Impact of glycine transporter 1 knockout on inhibitory neurotransmission in the lateral superior olive
- Glycine constitutes the major neurotransmitter at inhibitory synapses of lower brain regions.
A rapid removal of glycine from the synaptic cleft and consequent recycling is crucial for
synaptic transmission in systems with high effort on temporal precision. This is mainly
achieved by glycine translocation via two glycine transporters (GlyTs), namely GlyT1 and
GlyT2. At inhibitory synapses, GlyT2 was found to be specifically expressed by neurons,
supplying the presynapse with glycine needed for vesicle filling. In contrast, GlyT1 is attributed
to astrocytes and primarily mediates the termination of synaptic transmission by glycine
removal from the synaptic cleft. Employing patch-clamp recordings from principal neurons of
the lateral superior olive (LSO) in acute brainstem slices of GlyT1b/c knockout (KO) mice and
wildtype (WT) littermates at postnatal day 20, I analyzed how postsynaptic responses are
changed in a GlyT1-depleted environment. During spontaneous vesicle release I found no
change of postsynaptic responses, contradicting my initial hypothesis of prolonged decay
times. Electrical stimulation of fibers of the medial nucleus of the trapezoid body (MNTB),
which are known to form fast, reliable and highly precise synapses with LSO principal neurons,
revealed that GlyT1 is involved in proper synaptic function during sustained, high frequent
synaptic transmission. Stimulation with 50 Hz led to a stronger decay time and latency
prolongation in GlyT1b/c KO, accelerating to 60% longer decay times and 30% longer latencies.
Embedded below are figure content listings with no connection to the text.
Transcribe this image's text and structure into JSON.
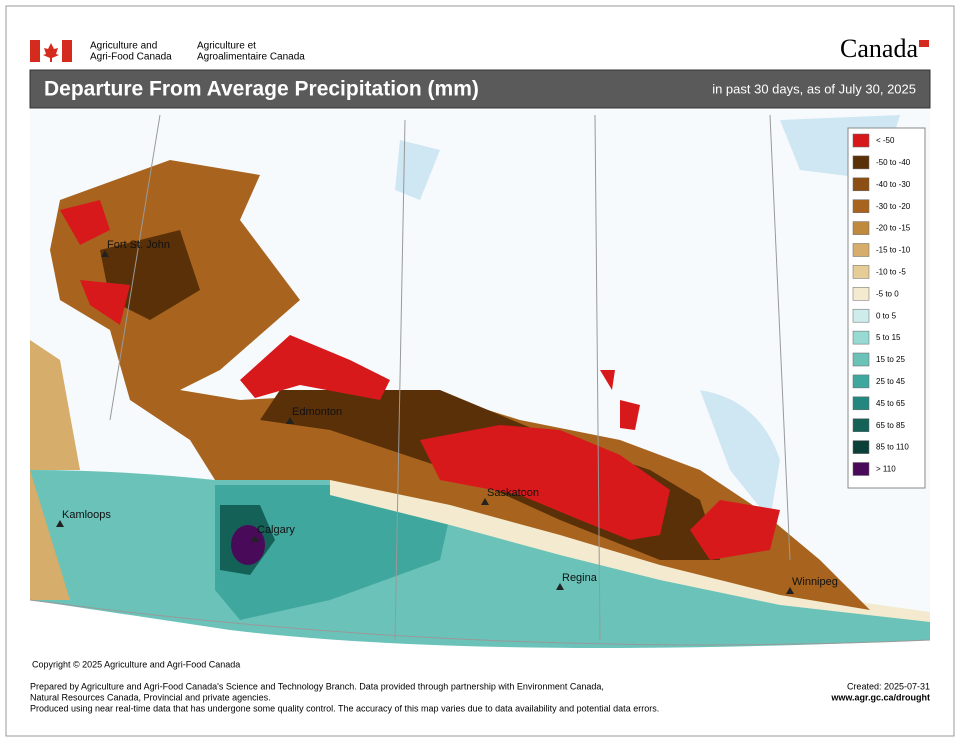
{
  "header": {
    "agency_en": [
      "Agriculture and",
      "Agri-Food Canada"
    ],
    "agency_fr": [
      "Agriculture et",
      "Agroalimentaire Canada"
    ],
    "wordmark": "Canada"
  },
  "title": "Departure From Average Precipitation (mm)",
  "subtitle": "in past 30 days, as of July 30, 2025",
  "legend": [
    {
      "label": "< -50",
      "color": "#d7191c"
    },
    {
      "label": "-50 to -40",
      "color": "#5a3008"
    },
    {
      "label": "-40 to -30",
      "color": "#8b4f14"
    },
    {
      "label": "-30 to -20",
      "color": "#a8641e"
    },
    {
      "label": "-20 to -15",
      "color": "#c08a3e"
    },
    {
      "label": "-15 to -10",
      "color": "#d6ad6a"
    },
    {
      "label": "-10 to -5",
      "color": "#e6cc96"
    },
    {
      "label": "-5 to 0",
      "color": "#f3ead0"
    },
    {
      "label": "0 to 5",
      "color": "#cdeceb"
    },
    {
      "label": "5 to 15",
      "color": "#97d9d3"
    },
    {
      "label": "15 to 25",
      "color": "#6ac2b9"
    },
    {
      "label": "25 to 45",
      "color": "#3fa79e"
    },
    {
      "label": "45 to 65",
      "color": "#23867f"
    },
    {
      "label": "65 to 85",
      "color": "#146158"
    },
    {
      "label": "85 to 110",
      "color": "#0c3f38"
    },
    {
      "label": "> 110",
      "color": "#4a0a5a"
    }
  ],
  "cities": [
    "Fort St. John",
    "Edmonton",
    "Kamloops",
    "Calgary",
    "Saskatoon",
    "Regina",
    "Winnipeg"
  ],
  "copyright": "Copyright © 2025 Agriculture and Agri-Food Canada",
  "footer": {
    "notes": [
      "Prepared by Agriculture and Agri-Food Canada's Science and Technology Branch. Data provided through partnership with Environment Canada,",
      "Natural Resources Canada, Provincial and private agencies.",
      "Produced using near real-time data that has undergone some quality control. The accuracy of this map varies due to data availability and potential data errors."
    ],
    "created": "Created: 2025-07-31",
    "url": "www.agr.gc.ca/drought"
  }
}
Additionally, a more pronounced frequency-dependent depression and fidelity decrease was
observed during stimulation with 200 Hz in GlyT1b/c KO, resulting in 67% smaller amplitudes
and only 25% of WT fidelity at the end of the challenge. Basic properties like readily releasable
pool, release probability, and quantal size (q) were not altered in GlyT1b/c KO, but
interestingly q decreased during 50 Hz and 100 Hz challenges to about 84%, which was not
observed in WT. I conclude that stronger accumulation of extracellular glycine due to GlyT1
loss leads to prolonged activation of postsynaptic glycine receptors (GlyRs). As a further
consequence, activation of presynaptic GlyRs in the vicinity of the synaptic cleft might be
enhanced, accompanied by a stronger occurrence of shunting inhibition. Furthermore, I
assume a GlyT1-dependent glycine shuttle, which is absent at GlyT1b/c KO synapses. This
could result in a diminished glycine supply to GlyT2 located at more distant sites, causing a
disturbed replenishment during periods with excess release of glycine. Conclusively, my study
reveals a contribution of astrocytes in fast and reliable synaptic transmission at the MNTB-LSO
synapse, which in turn is crucial for proper sound source localization.